The energy industry will remain a high-profile target for cyber criminals, especially now that the energy and other key sectors such as finance work on digital transformation projects. This means that they are working on moving into cloud, investing more on IoT, or focus on their users is more mobile. This shift comes because many are working from home, and enterprises want to unify their collaboration platforms, especially because these organisations are distributed, they have presence in multiple locations around the globe. However, the adoption of IoT brings new security challenges, as the Middle East says attacks on IoT rose by a staggering 71% in Q2, 2021.

Unfortunately, the tech-savvy cyber criminals are also on the front foot, scanning for new vulnerabilities and weaknesses within organisations. That’s why we will continue to see an increase in cyber criminal activity targeting critical infrastructure providers. Because the sector is incredibly lucrative in terms of revenue, cyber criminals get more bang for their buck. Cyber criminals are ingenious when it comes to implementing new techniques and tactics, creating and uploading malware or other type of exploits into their networks, to allow for communication with remote command and control servers or for data theft, or create or allow some rational type of attack and then ask for ransoms.
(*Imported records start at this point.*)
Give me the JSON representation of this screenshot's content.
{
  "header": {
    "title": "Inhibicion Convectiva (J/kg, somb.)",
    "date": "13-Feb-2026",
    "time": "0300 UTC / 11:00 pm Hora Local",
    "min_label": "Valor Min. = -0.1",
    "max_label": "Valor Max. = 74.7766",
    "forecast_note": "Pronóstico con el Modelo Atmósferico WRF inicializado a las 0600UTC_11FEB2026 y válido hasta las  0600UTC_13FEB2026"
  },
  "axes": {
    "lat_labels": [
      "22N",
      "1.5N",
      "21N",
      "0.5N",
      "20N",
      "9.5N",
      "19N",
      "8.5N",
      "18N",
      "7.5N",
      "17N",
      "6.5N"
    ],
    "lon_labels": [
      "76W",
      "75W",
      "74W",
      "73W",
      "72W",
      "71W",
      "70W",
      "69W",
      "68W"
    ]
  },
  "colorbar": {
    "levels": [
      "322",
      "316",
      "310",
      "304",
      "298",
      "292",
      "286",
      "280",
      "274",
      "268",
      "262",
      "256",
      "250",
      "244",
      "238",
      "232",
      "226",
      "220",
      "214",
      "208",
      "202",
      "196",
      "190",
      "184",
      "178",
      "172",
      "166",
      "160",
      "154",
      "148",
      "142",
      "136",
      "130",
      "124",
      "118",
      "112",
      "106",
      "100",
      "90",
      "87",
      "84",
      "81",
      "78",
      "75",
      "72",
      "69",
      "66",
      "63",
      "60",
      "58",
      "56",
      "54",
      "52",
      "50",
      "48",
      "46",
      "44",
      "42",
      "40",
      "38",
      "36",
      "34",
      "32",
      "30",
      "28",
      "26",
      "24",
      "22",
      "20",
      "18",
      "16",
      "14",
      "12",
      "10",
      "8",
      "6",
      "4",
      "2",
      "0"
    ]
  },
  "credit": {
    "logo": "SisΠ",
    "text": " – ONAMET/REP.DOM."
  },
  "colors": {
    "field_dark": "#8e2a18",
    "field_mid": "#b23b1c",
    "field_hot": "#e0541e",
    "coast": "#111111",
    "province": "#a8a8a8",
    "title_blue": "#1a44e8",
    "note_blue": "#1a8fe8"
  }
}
Because of the pandemic, some industries are attempting to adjust their planning as they aim to balance their budget, across their needs, in terms of manufacturing and IT security operations. So, it seems that such organisations have not invested massively yet to cyber security due either to negligence, inability to foresee potential security incidents, or due to persistent reliance on outdated legacy technology and machinery. While some organisations have improved their legacy IT systems, there are still several barriers inhibiting complete cyber security such as failure to invest more in modernising their security controls.

However, it is an unfortunate fact that many organisations don’t have the luxury of an inhouse security team that will help them to run specific security awareness programs internally, and educate the problem with the people with regards to handling suspicious emails, for example. In circumstances like this, we recommend facilitating with a managed security provider that has the tools and knowledge to implement proactive and predictive security mechanisms in order to protect you and your industry from the cyber criminals.